Prabhu and Nidhi as foster parents
At the end of Vicky Donor, Ashima and Vicky decide to adopt a child. Krishna introduces the episode earlier in the film and extends it, with a twist. The conflict in Dharala Prabhu is not just about Prabhu and Nidhi. It is also their conflict about what to do with the child. The way their families resist and then embrace the newly adopted child is well-written, and the minor emotional arcs are satisfying. Dr. Kannadasan mentions that ancient sages helped couples get babies by just uttering ‘so be it’. We subliminally think Prabhu must have been doing the same. While Vicky Donor itself did not take a risqué angle to sperm donation, Dharala Prabhu takes it a bit further by focussing on the emotional reaction of family members to the adopted child.
Destiny gets a cameo
Destiny gets name-dropped a few times in Vicky Donor. In Dharala Prabhu, it gets its own scene. When Prabhu is confused about his adopted child, Dr. Kannadasan tells him that he is a deeply spiritual person who believes in destiny. And we are shown a visual of him finding the child in an orphanage, thinking she would be perfect for Prabhu to adopt. When Prabhu loses his child in a beach, we are shown a similar visual of him feeling glad for having found her, this time with the same sense of destiny that Dr. Kannadasan felt.
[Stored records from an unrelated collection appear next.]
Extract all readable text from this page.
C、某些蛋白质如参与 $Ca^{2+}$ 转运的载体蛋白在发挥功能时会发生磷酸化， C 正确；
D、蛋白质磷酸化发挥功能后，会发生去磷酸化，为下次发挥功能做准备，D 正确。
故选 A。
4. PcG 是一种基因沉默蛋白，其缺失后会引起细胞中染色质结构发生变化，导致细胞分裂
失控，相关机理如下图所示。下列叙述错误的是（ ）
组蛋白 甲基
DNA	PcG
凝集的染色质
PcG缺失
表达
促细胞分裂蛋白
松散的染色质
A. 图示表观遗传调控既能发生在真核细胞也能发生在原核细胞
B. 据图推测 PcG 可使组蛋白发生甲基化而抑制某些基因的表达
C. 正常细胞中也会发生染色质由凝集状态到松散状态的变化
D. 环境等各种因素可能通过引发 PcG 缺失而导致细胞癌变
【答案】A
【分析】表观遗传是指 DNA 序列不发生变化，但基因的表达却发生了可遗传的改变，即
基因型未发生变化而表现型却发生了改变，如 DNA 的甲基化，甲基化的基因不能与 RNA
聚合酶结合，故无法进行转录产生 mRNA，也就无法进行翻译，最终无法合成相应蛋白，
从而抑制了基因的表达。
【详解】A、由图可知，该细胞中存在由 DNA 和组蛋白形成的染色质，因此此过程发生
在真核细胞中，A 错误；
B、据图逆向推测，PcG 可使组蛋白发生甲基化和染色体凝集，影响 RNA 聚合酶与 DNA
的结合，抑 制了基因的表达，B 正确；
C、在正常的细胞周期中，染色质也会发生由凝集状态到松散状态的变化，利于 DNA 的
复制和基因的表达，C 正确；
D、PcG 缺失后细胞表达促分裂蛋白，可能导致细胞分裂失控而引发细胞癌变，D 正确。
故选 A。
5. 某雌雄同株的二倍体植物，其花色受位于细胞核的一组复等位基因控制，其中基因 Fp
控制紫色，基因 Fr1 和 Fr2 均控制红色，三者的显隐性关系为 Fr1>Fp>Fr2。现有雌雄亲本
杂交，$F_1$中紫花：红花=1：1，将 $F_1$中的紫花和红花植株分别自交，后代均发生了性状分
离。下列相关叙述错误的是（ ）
It’s about the child’s security, not Nidhi’s insecurity
Vicky had hidden the fact that he was a sperm donor, and Ashima was insecure because she couldn’t bear children. That was the conflict in the original. In Dharala Prabhu, the conflict stems just from the fact that Nidhi did not know that Prabhu was a sperm donor. She has already become attached to her adopted child, and this complicated things. Given this, the scene where she sees families that are happy — thanks to Prabhu’s help — is even more convincing than in the original.